Por: Harim Rodríguez D´Santiago
En los últimos años, la industria musical ha emprendido una especie de campaña silenciosa: alejar a los jóvenes de la música creada por verdaderos músicos, aquellos formados en la academia, que dominan la teoría, la armonía y la poesía.
En su lugar, les ofrece productos sonoros diseñados para activar los instintos más básicos del cerebro reptiliano, donde privan el ritmo repetitivo, el bajo impacto intelectual y la normalización de conductas destructivas. No es casualidad. Es un negocio cuya función es mantener a las nuevas generaciones en un estado de adormecimiento, incapaces de apreciar melodías complejas, letras profundas o mensajes que estimulen su creatividad y pensamiento crítico.
El reguetón y el trap no son simples géneros musicales; son herramientas de condicionamiento social. Sus letras, cargadas de violencia, cosificación de la mujer, apología del narcotráfico y una deliberada deformación del idioma castellano, son características que no son accidentales. La estrategia comercial es clara, busca explotar los impulsos más primitivos del ser humano: el sexo sin afecto, la agresividad sin propósito y el consumo sin reflexión.

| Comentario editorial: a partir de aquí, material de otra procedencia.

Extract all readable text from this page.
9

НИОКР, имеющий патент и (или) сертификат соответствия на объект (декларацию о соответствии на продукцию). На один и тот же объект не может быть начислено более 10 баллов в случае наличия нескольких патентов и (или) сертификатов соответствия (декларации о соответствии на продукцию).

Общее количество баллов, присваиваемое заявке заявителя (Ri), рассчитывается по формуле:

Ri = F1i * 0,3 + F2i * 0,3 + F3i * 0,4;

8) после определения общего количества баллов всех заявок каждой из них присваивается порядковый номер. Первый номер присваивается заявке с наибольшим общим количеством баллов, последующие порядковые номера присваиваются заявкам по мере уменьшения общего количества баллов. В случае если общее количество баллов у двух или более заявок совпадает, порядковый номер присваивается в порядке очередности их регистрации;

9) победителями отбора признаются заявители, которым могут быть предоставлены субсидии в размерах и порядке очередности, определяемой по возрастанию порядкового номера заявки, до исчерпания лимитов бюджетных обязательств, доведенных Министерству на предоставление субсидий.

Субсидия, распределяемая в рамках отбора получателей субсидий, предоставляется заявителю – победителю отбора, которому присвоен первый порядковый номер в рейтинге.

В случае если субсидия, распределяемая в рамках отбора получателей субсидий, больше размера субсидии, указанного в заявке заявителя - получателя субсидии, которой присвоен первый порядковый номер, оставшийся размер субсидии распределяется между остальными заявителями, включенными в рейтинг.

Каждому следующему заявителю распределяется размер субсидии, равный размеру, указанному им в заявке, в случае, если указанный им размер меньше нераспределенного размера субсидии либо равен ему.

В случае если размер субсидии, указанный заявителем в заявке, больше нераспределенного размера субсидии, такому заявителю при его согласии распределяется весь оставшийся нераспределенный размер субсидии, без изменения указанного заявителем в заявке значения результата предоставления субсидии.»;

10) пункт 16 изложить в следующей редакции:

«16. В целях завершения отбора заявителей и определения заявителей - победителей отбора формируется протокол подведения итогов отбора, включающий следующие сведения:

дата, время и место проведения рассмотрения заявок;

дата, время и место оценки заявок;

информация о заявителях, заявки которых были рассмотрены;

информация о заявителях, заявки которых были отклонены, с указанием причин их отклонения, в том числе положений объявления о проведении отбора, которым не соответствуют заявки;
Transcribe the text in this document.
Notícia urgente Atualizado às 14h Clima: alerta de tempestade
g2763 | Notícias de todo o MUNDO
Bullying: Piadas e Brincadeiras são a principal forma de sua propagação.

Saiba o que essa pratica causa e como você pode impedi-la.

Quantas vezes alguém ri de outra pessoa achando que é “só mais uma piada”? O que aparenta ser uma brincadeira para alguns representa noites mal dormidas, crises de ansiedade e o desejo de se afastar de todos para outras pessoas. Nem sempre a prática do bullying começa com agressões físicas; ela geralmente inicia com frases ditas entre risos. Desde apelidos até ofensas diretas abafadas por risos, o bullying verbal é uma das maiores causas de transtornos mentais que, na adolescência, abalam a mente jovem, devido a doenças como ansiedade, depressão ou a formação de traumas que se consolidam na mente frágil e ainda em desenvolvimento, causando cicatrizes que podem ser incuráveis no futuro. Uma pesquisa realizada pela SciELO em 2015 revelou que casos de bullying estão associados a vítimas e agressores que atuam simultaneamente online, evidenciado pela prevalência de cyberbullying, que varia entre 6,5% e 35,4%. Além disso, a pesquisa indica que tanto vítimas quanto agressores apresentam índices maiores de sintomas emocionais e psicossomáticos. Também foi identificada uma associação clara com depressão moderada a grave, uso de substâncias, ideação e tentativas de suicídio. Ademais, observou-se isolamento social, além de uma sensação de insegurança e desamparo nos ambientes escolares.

La industria insiste en promover estos ritmos porque son fáciles de producir, requieren mínima habilidad musical y generan adicción auditiva. Un loop de tres acordes, un estilo pegajoso y una voz autotuneada son suficientes para crear un “éxito”.
Mientras tanto, compositores y músicos formados en conservatorios luchan por ser escuchados en un mercado que premia la mediocridad, castiga la excelencia y si no me creen pregúntenle al “fenómeno” que llaman Bad Bunny. Es la negación a generaciones enteras de canciones hechas por músicos de verdad.
Siendo el español una de las lenguas más ricas del mundo, estos ritmos lo reducen a frases vulgares, rimas pobres y sintaxis destrozada. Las nuevas generaciones, incluso aquellas que se forman en gobiernos progresistas, en lugar de heredar la poesía de Silvio Rodríguez, repiten consignas vacías que glorifican el dinero fácil, el desprecio por el estudio y la vida fácil. Queda claro que a la industria no le interesa formar oyentes cultos, sino consumidores dóciles. Un joven que piensa, que cuestiona, que exige calidad artística, no es un buen cliente.